CFM International expects to manufacture about 720 powerplants this year, and projects that while an upturn in the transport business is unlikely before 2006, the company should continue to deliver no fewer than 600-650 engines a year for the foreseeable future.

"We have a strong 2,500-engine backlog, and momentarily lower sales are not a real concern, although the plan before 9/11 was to deliver 1,000 engines per year during the next three years," said Pierre Fabre, president and CEO of CFM International. "Today, the real issue is to make sure we deliver what we have sold," he added, referring to the growing weakness of major airlines, the risk of order cancellations and rescheduling of aircraft deliveries.

"The worst-case scenario right now, barring a catastrophe, is that we would produce 600-650 engines per year, and plateau there for several years," Fabre explained. Even though that's a substantial drop from the company's recent high of about 1,080 engines in 1999, it doesn't even begin to approach the business downturn that developed in the wake of the 1991 Persian Gulf war. For example, CFMI produced around 350 powerplants in 1995, and orders plateaued from 1991-95 at roughly 300 engines per year. In contrast, the company booked about 600 orders in 2002.

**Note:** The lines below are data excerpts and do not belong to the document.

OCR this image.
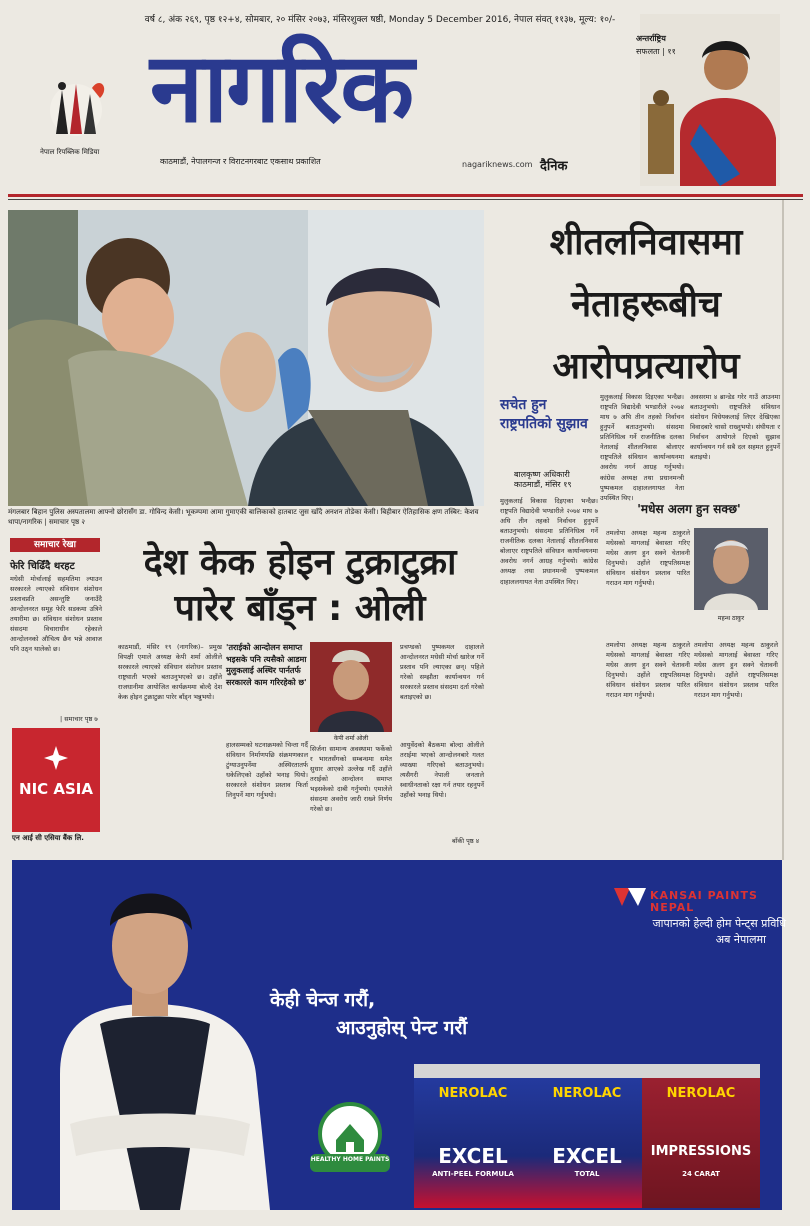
वर्ष ८, अंक २६९, पृष्ठ १२+४, सोमबार, २० मंसिर २०७३, मंसिरशुक्ल षष्ठी, Monday 5 December 2016, नेपाल संवत् ११३७, मूल्य: १०/-
नेपाल रिपब्लिक मिडिया
नागरिक
काठमाडौं, नेपालगन्ज र विराटनगरबाट एकसाथ प्रकाशित	nagariknews.com दैनिक
अन्तर्राष्ट्रिय
सफलता | ११
मंगलबार बिहान पुलिस अस्पतालमा आफ्नो छोरासँग डा. गोविन्द केसी। भूकम्पमा आमा गुमाएकी बालिकाको हातबाट जुस खाँदै अनशन तोडेका केसी। बिहीबार ऐतिहासिक क्षण तस्बिर: केशव थापा/नागरिक | समाचार पृष्ठ २
शीतलनिवासमा
नेताहरूबीच
आरोपप्रत्यारोप
सचेत हुन राष्ट्रपतिको सुझाव
बालकृष्ण अधिकारी
काठमाडौं, मंसिर १९
मुलुकलाई विकास दिइएका भन्दैछ। राष्ट्रपति विद्यादेवी भण्डारीले २०७४ माघ ७ अघि तीन तहको निर्वाचन हुनुपर्ने बताउनुभयो। संसदमा प्रतिनिधित्व गर्ने राजनीतिक दलका नेतालाई शीतलनिवास बोलाएर राष्ट्रपतिले संविधान कार्यान्वयनमा अवरोध नगर्न आग्रह गर्नुभयो। कांग्रेस अध्यक्ष तथा प्रधानमन्त्री पुष्पकमल दाहाललगायत नेता उपस्थित थिए।
अवसरमा ४ ब्रान्डेड गरेर गाउँ आउनमा बताउनुभयो। राष्ट्रपतिले संविधान संशोधन विधेयकलाई लिएर देखिएका विवादबारे चासो राख्नुभयो। संघीयता र निर्वाचन आयोगले दिएको सुझाव कार्यान्वयन गर्न सबै दल सहमत हुनुपर्ने बताइयो।
मुलुकलाई विकास दिइएका भन्दैछ। राष्ट्रपति विद्यादेवी भण्डारीले २०७४ माघ ७ अघि तीन तहको निर्वाचन हुनुपर्ने बताउनुभयो। संसदमा प्रतिनिधित्व गर्ने राजनीतिक दलका नेतालाई शीतलनिवास बोलाएर राष्ट्रपतिले संविधान कार्यान्वयनमा अवरोध नगर्न आग्रह गर्नुभयो। कांग्रेस अध्यक्ष तथा प्रधानमन्त्री पुष्पकमल दाहाललगायत नेता उपस्थित थिए।
'मधेस अलग हुन सक्छ'
महन्थ ठाकुर
तमलोपा अध्यक्ष महन्थ ठाकुरले मधेसको मागलाई बेवास्ता गरिए मधेस अलग हुन सक्ने चेतावनी दिनुभयो। उहाँले राष्ट्रपतिसमक्ष संविधान संशोधन प्रस्ताव पारित गराउन माग गर्नुभयो।
तमलोपा अध्यक्ष महन्थ ठाकुरले मधेसको मागलाई बेवास्ता गरिए मधेस अलग हुन सक्ने चेतावनी दिनुभयो। उहाँले राष्ट्रपतिसमक्ष संविधान संशोधन प्रस्ताव पारित गराउन माग गर्नुभयो।
तमलोपा अध्यक्ष महन्थ ठाकुरले मधेसको मागलाई बेवास्ता गरिए मधेस अलग हुन सक्ने चेतावनी दिनुभयो। उहाँले राष्ट्रपतिसमक्ष संविधान संशोधन प्रस्ताव पारित गराउन माग गर्नुभयो।
समाचार रेखा
फेरि चिढिँदै थरहट
मधेसी मोर्चालाई सहमतिमा ल्याउन सरकारले ल्याएको संविधान संशोधन प्रस्तावप्रति असन्तुष्टि जनाउँदै आन्दोलनरत समूह फेरि सडकमा उत्रिने तयारीमा छ। संविधान संशोधन प्रस्ताव संसदमा विचाराधीन रहेकाले आन्दोलनको औचित्य छैन भन्ने आवाज पनि उठ्न थालेको छ।
| समाचार पृष्ठ ७
NIC ASIA
एन आई सी एसिया बैंक लि.
देश केक होइन टुक्राटुक्रा
पारेर बाँड्न : ओली
काठमाडौं, मंसिर १९ (नागरिक)– प्रमुख विपक्षी एमाले अध्यक्ष केपी शर्मा ओलीले सरकारले ल्याएको संविधान संशोधन प्रस्ताव राष्ट्रघाती भएको बताउनुभएको छ। उहाँले राजधानीमा आयोजित कार्यक्रममा बोल्दै देश केक होइन टुक्राटुक्रा पारेर बाँड्न भन्नुभयो।
'तराईको आन्दोलन समाप्त भइसके पनि त्यसैको आडमा मुलुकलाई अस्थिर पार्नतर्फ सरकारले काम गरिरहेको छ'
हालसम्मको घटनाक्रमको चिन्ता गर्दै संविधान निर्माणपछि संक्रमणकाल टुंग्याउनुपर्नेमा अस्थिरतातर्फ धकेलिएको उहाँको भनाइ थियो। सरकारले संशोधन प्रस्ताव फिर्ता लिनुपर्ने माग गर्नुभयो।
केपी शर्मा ओली
सिर्जना सामान्य अवस्थामा फर्केको र भारतसँगको सम्बन्धमा समेत सुधार आएको उल्लेख गर्दै उहाँले तराईको आन्दोलन समाप्त भइसकेको दाबी गर्नुभयो। एमालेले संसदमा अवरोध जारी राख्ने निर्णय गरेको छ।
प्रचण्डको पुष्पकमल दाहालले आन्दोलनरत मधेसी मोर्चा खारेज गर्ने प्रस्ताव पनि ल्याएका छन्। पहिले गरेको सम्झौता कार्यान्वयन गर्न सरकारले प्रस्ताव संसदमा दर्ता गरेको बताइएको छ।
आयुर्वेदको बैठकमा बोल्दा ओलीले तराईमा भएको आन्दोलनबारे गलत व्याख्या गरिएको बताउनुभयो। त्यसैगरी नेपाली जनताले स्वाधीनताको रक्षा गर्न तयार रहनुपर्ने उहाँको भनाइ थियो।
बाँकी पृष्ठ ४
KANSAI PAINTS NEPAL
जापानको हेल्दी होम पेन्ट्स प्रविधि
अब नेपालमा
केही चेन्ज गरौं,
आउनुहोस् पेन्ट गरौं
HEALTHY HOME PAINTS
NEROLAC
EXCEL
ANTI-PEEL FORMULA
NEROLAC
EXCEL
TOTAL
NEROLAC
IMPRESSIONS
24 CARAT
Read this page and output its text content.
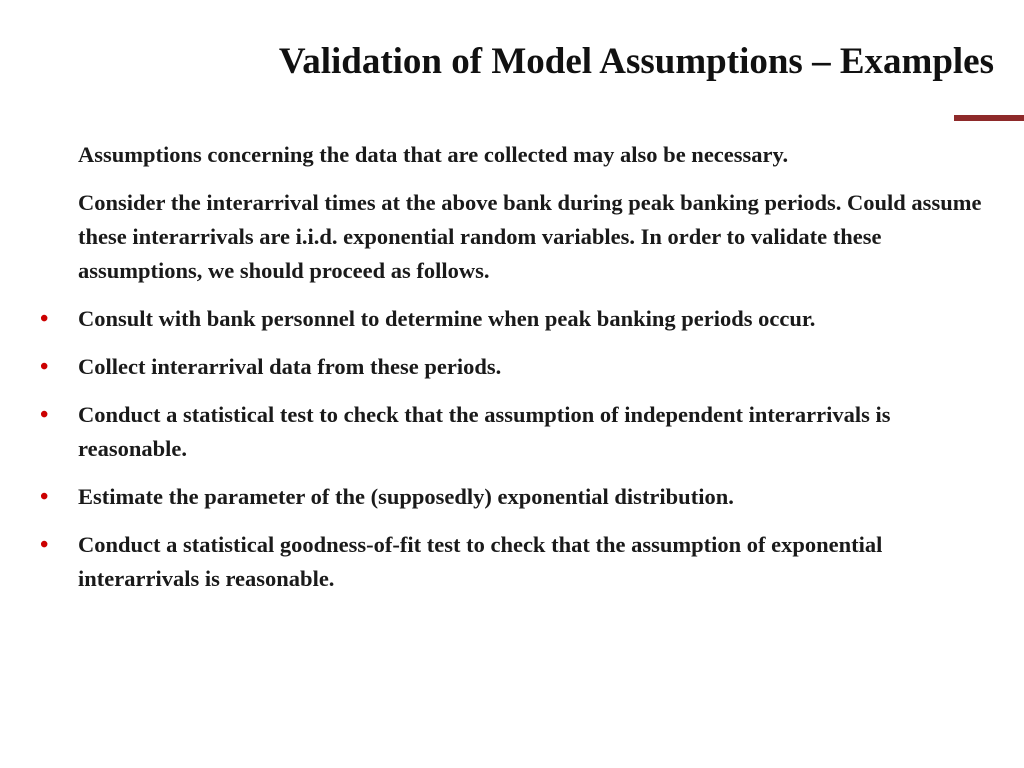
Validation of Model Assumptions – Examples

Assumptions concerning the data that are collected may also be necessary.

Consider the interarrival times at the above bank during peak banking periods. Could assume these interarrivals are i.i.d. exponential random variables. In order to validate these assumptions, we should proceed as follows.

• Consult with bank personnel to determine when peak banking periods occur.
• Collect interarrival data from these periods.
• Conduct a statistical test to check that the assumption of independent interarrivals is reasonable.
• Estimate the parameter of the (supposedly) exponential distribution.
• Conduct a statistical goodness-of-fit test to check that the assumption of exponential interarrivals is reasonable.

Despite the declining fortunes of many of the world's airlines, CFMI's business remains relatively strong because of its orientation toward short- and medium-range narrow-body aircraft that serve domestic routes. As a result, the economic troubles now plaguing so many international carriers are not affecting CFMI as much as other manufacturers. Moreover, since the company's markets are spread throughout the world, falling sales in the U.S. and Europe are being offset by steady business in other regions, particularly Asia, where CFMI recently won competitions at China Southern and China Eastern.

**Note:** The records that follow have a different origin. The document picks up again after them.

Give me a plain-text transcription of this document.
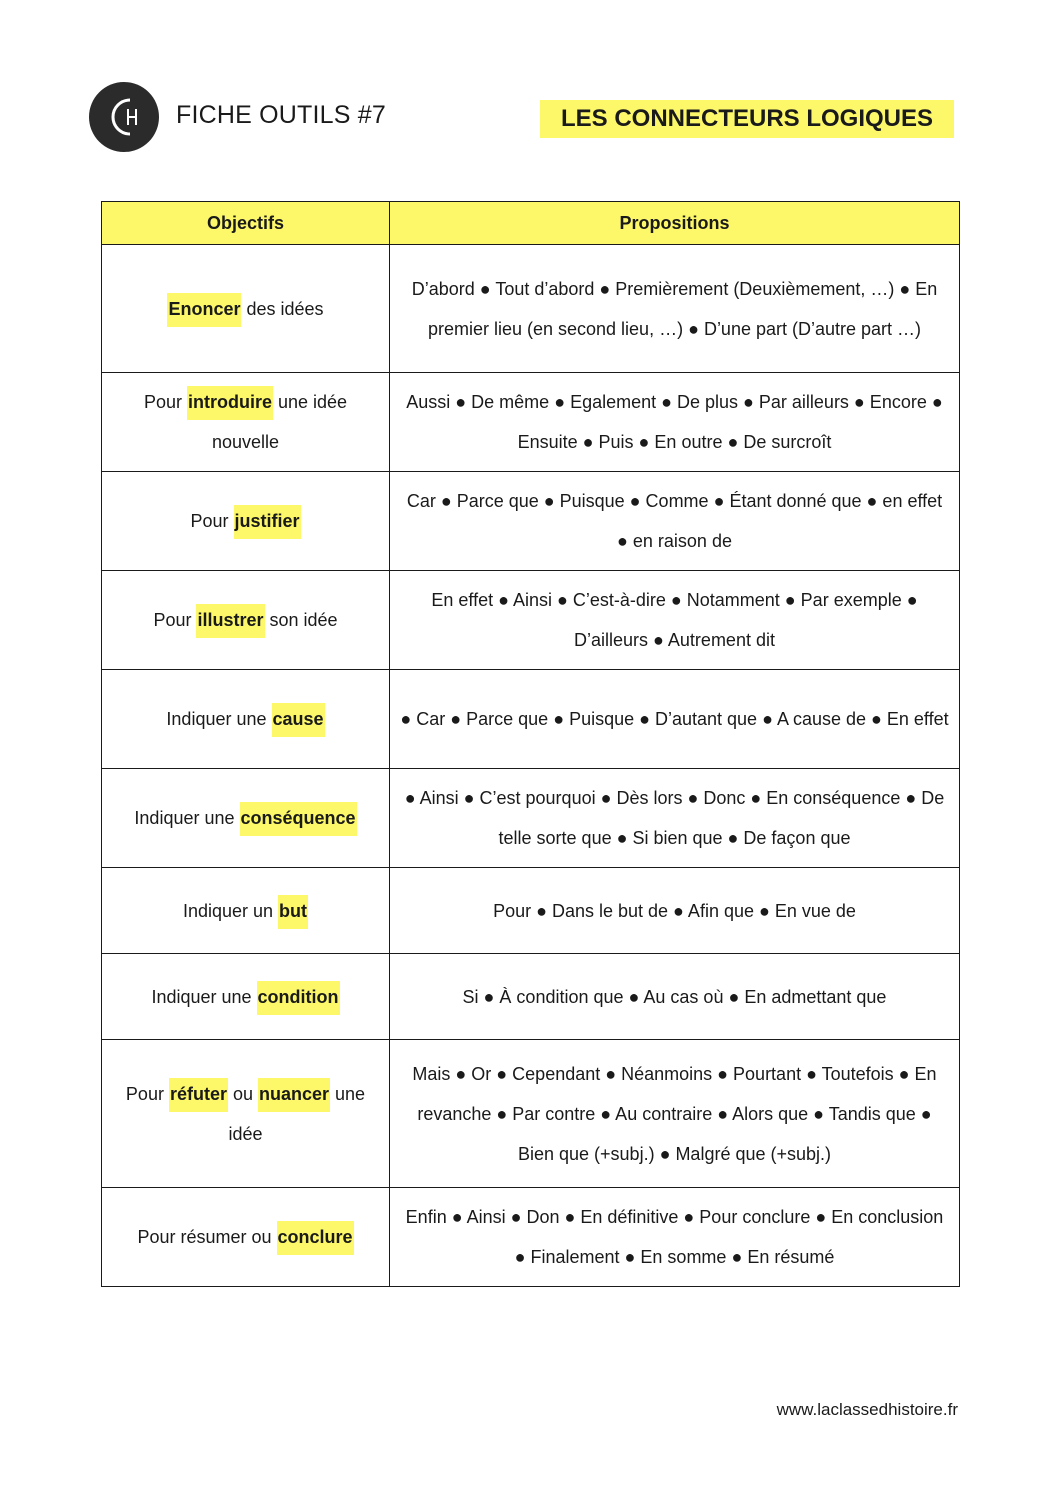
FICHE OUTILS #7	LES CONNECTEURS LOGIQUES
Objectifs	Propositions
Enoncer des idées	D’abord ● Tout d’abord ● Premièrement (Deuxièmement, …) ● En premier lieu (en second lieu, …) ● D’une part (D’autre part …)
Pour introduire une idée nouvelle	Aussi ● De même ● Egalement ● De plus ● Par ailleurs ● Encore ● Ensuite ● Puis ● En outre ● De surcroît
Pour justifier	Car ● Parce que ● Puisque ● Comme ● Étant donné que ● en effet ● en raison de
Pour illustrer son idée	En effet ● Ainsi ● C’est-à-dire ● Notamment ● Par exemple ● D’ailleurs ● Autrement dit
Indiquer une cause	● Car ● Parce que ● Puisque ● D’autant que ● A cause de ● En effet
Indiquer une conséquence	● Ainsi ● C’est pourquoi ● Dès lors ● Donc ● En conséquence ● De telle sorte que ● Si bien que ● De façon que
Indiquer un but	Pour ● Dans le but de ● Afin que ● En vue de
Indiquer une condition	Si ● À condition que ● Au cas où ● En admettant que
Pour réfuter ou nuancer une idée	Mais ● Or ● Cependant ● Néanmoins ● Pourtant ● Toutefois ● En revanche ● Par contre ● Au contraire ● Alors que ● Tandis que ● Bien que (+subj.) ● Malgré que (+subj.)
Pour résumer ou conclure	Enfin ● Ainsi ● Don ● En définitive ● Pour conclure ● En conclusion ● Finalement ● En somme ● En résumé
www.laclassedhistoire.fr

Another bright spot is the rise of the low-cost carriers. CFMI views its competitive wins at Ryanair and easyJet as important triumphs. Both orders were for engines to power more than 100 aircraft. "For the next two years, low-cost carriers will be a significant market for CFMI and may account, perhaps, for as much as 30% of its orders," Fabre said. At the same time, however, "we will be just as happy to supply the traditional airlines."

Nonetheless, Fabre says it's clear there are just too many airlines in the world these days for all of them to survive. Consolidation is needed, not only in the U.S., but also in Europe. "Europe has to get away from the notion of one country, one airline," he noted.

In the meantime, CFMI executives will seek to support customer airlines' wide-ranging efforts to weather the crisis, Fabre said. For example, Ireland-based Shannon Engine Support (SES), CFM's spare engine support unit, plans to offer leasing agreements to cash-strapped operators. Furthermore, troubled airlines are now being offered the option to sell and lease back spare engines. In the next few months, SES expects to invest $50 million in such leasing contracts, Fabre said. Demand, however, is much greater, he acknowledged.

By CFMI's count, its engines now power 5,181 aircraft at 445 operators, and the company has a global fleet of 13,193 engines. "We power 50% of the 100-plus passenger aircraft around the world and about 80% of the narrowbodies," he observed, but those figures also include aircraft now parked in desert storage.

CFMI attributes its success to a steady stream of new products and continuous improvements to its installed fleet. Given the current economic climate, the emphasis in the short term will focus on improvements and upgrades to increase customers' revenues.